Le 14 mai 2025, la commission d’enquête du Sénat a rendu public un rapport accablant sur les pratiques des industriels de l’eau en bouteille, en particulier celles du groupe Nestlé Waters. Derrière ce scandale sanitaire et réglementaire se cache une autre histoire : celle d’un dysfonctionnement majeur de l’État face aux intérêts privés. Une partie des conclusions de cette commission fait écho aux recommandations que Transparency International France avait formulées sur les conventions judiciaire d’intérêt public (CJIP) dans sa contribution de mai 2025. Décryptage.
Une CJIP environnementale détournée de son objectif initial
Transparency International France alerte depuis plusieurs mois sur le détournement de la CJIP de son objet initial. Conçue dans le cadre de la loi Sapin II pour lutter contre la corruption internationale, elle a été utilisée dans le dossier Nestlé Waters pour éviter un procès pénal public, y compris pour des faits de tromperie à grande échelle sur la qualité des eaux.
La commission d’enquête valide cette critique en pointant un recours injustifié à une justice négociée pour des faits graves, commis exclusivement en France, qui auraient dû être jugés publiquement. Ce choix, selon le rapport sénatorial, a nui à la confiance des citoyens dans l’État de droit et a contribué à une forme d’impunité pour les industriels.
Lanceurs d’alerte et victimes : les grands oubliés de la justice négociée
Transparency International France a plaidé pour une meilleure reconnaissance du rôle des lanceurs d’alerte et des victimes dans les procédures alternatives aux poursuites.
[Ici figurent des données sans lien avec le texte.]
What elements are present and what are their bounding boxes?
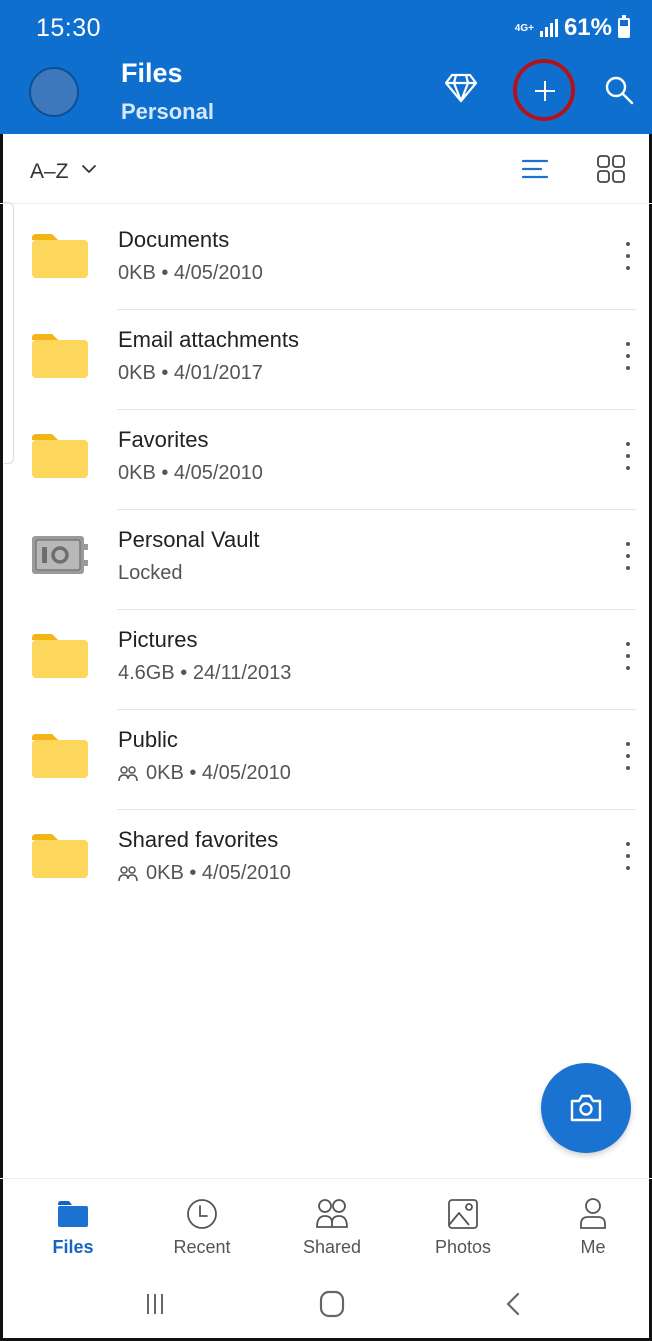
file-meta-text: 4.6GB • 24/11/2013 <box>118 662 292 684</box>
status-time: 15:30 <box>36 14 102 42</box>
vault-icon <box>32 536 88 574</box>
files-icon <box>58 1201 88 1227</box>
file-meta: 0KB • 4/05/2010 <box>118 262 263 285</box>
nav-files[interactable]: Files <box>18 1179 128 1271</box>
file-name: Favorites <box>118 427 209 452</box>
chevron-down-icon[interactable] <box>80 160 98 178</box>
file-list: Documents 0KB • 4/05/2010 Email attachme… <box>0 210 652 910</box>
account-subtitle: Personal <box>121 99 214 124</box>
file-meta: 0KB • 4/01/2017 <box>118 362 263 385</box>
file-name: Personal Vault <box>118 527 260 552</box>
file-name: Documents <box>118 227 230 252</box>
more-options-icon[interactable] <box>620 440 636 472</box>
folder-icon <box>32 634 88 678</box>
folder-icon <box>32 334 88 378</box>
home-icon[interactable] <box>312 1286 352 1322</box>
file-meta-text: 0KB • 4/05/2010 <box>118 462 263 484</box>
file-name: Public <box>118 727 178 752</box>
list-item[interactable]: Documents 0KB • 4/05/2010 <box>0 210 652 310</box>
status-indicators: 4G+ 61% <box>515 14 630 42</box>
people-icon <box>316 1199 348 1228</box>
person-icon <box>580 1198 606 1229</box>
list-item[interactable]: Shared favorites 0KB • 4/05/2010 <box>0 810 652 910</box>
list-item[interactable]: Personal Vault Locked <box>0 510 652 610</box>
nav-label: Shared <box>302 1237 362 1257</box>
nav-photos[interactable]: Photos <box>408 1179 518 1271</box>
nav-recent[interactable]: Recent <box>147 1179 257 1271</box>
list-item[interactable]: Favorites 0KB • 4/05/2010 <box>0 410 652 510</box>
file-meta: 0KB • 4/05/2010 <box>118 762 291 785</box>
nav-me[interactable]: Me <box>538 1179 648 1271</box>
grid-view-icon[interactable] <box>596 154 626 184</box>
network-type: 4G+ <box>514 22 534 34</box>
nav-label: Files <box>52 1237 94 1257</box>
folder-icon <box>32 434 88 478</box>
list-view-icon[interactable] <box>521 157 549 181</box>
app-header: 15:30 4G+ 61% Files Personal <box>0 0 652 134</box>
folder-icon <box>32 834 88 878</box>
sort-order-button[interactable]: A–Z <box>30 160 69 184</box>
file-meta-text: 0KB • 4/05/2010 <box>146 862 291 884</box>
file-name: Email attachments <box>118 327 299 352</box>
system-navigation <box>0 1270 652 1338</box>
folder-icon <box>32 734 88 778</box>
nav-label: Recent <box>173 1237 231 1257</box>
more-options-icon[interactable] <box>620 340 636 372</box>
file-meta-text: Locked <box>118 562 183 584</box>
shared-icon <box>118 765 138 781</box>
avatar[interactable] <box>29 67 79 117</box>
more-options-icon[interactable] <box>620 740 636 772</box>
battery-icon <box>618 15 630 38</box>
list-item[interactable]: Email attachments 0KB • 4/01/2017 <box>0 310 652 410</box>
more-options-icon[interactable] <box>620 840 636 872</box>
search-icon[interactable] <box>603 74 635 106</box>
photo-icon <box>448 1199 478 1229</box>
file-meta: 0KB • 4/05/2010 <box>118 462 263 485</box>
nav-shared[interactable]: Shared <box>277 1179 387 1271</box>
bottom-navigation: Files Recent Shared Photos Me <box>0 1178 652 1270</box>
folder-icon <box>32 234 88 278</box>
file-name: Shared favorites <box>118 827 279 852</box>
more-options-icon[interactable] <box>620 240 636 272</box>
file-name: Pictures <box>118 627 198 652</box>
shared-icon <box>118 865 138 881</box>
camera-icon <box>570 1094 602 1122</box>
page-title: Files <box>121 58 183 88</box>
list-item[interactable]: Public 0KB • 4/05/2010 <box>0 710 652 810</box>
recents-icon[interactable] <box>135 1286 175 1322</box>
file-meta: Locked <box>118 562 183 585</box>
add-icon[interactable] <box>513 59 575 121</box>
list-item[interactable]: Pictures 4.6GB • 24/11/2013 <box>0 610 652 710</box>
more-options-icon[interactable] <box>620 640 636 672</box>
nav-label: Me <box>580 1237 606 1257</box>
file-meta: 0KB • 4/05/2010 <box>118 862 291 885</box>
battery-percent: 61% <box>563 14 612 41</box>
file-meta-text: 0KB • 4/05/2010 <box>146 762 291 784</box>
diamond-icon[interactable] <box>444 72 478 104</box>
camera-button[interactable] <box>541 1063 631 1153</box>
sort-bar: A–Z <box>0 134 652 204</box>
nav-label: Photos <box>434 1237 492 1257</box>
clock-icon <box>187 1199 217 1229</box>
file-meta: 4.6GB • 24/11/2013 <box>118 662 291 685</box>
back-icon[interactable] <box>494 1286 534 1322</box>
signal-icon <box>539 19 558 37</box>
more-options-icon[interactable] <box>620 540 636 572</box>
file-meta-text: 0KB • 4/01/2017 <box>118 362 263 384</box>
file-meta-text: 0KB • 4/05/2010 <box>118 262 263 284</box>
Dans l’affaire Nestlé Waters, c’est un lanceur d’alerte interne qui a permis de révéler le scandale, et pourtant, aucun mécanisme n’a garanti sa protection.
Le rapport du Sénat abonde dans ce sens : il souligne les tentatives de dissimulation organisées par l’entreprise et l’État, et rappelle que l’information n’a été partagée ni avec les autorités locales ni avec les consommateurs. Un dysfonctionnement majeur que Transparency International France dénonce depuis longtemps : sans transparence, ni protection des témoins, la justice négociée perd toute légitimité.
Manque de transparence
La décision de recourir à cette convention n’a pas été comprise par une partie du grand public et soulève des interrogations. En particulier, le montant de l’amende d’intérêt public infligée à Nestlé Waters, qui aurait pu, selon les textes, être beaucoup plus élevée, jusqu’à 30 % du chiffre d’affaires annuel, n’a pas fait l’objet d’explications étayées. Cette absence de précision peut donner l’impression d’un manque de transparence et d’une atténuation de la sanction. Aussi la commission estime-t-elle nécessaire que la chancellerie établisse des Lignes directrices sur la mise en oeuvre de la convention judiciaire d’intérêt public environnementale, à l’instar de celles publiées en janvier 2023 par le parquet national financier pour les CJIP « financières. Transparency France recommande que chaque CJIP soit pleinement motivée et rendue publique, afin que les citoyens puissent comprendre les faits, les choix juridiques et les montants des amendes négociées.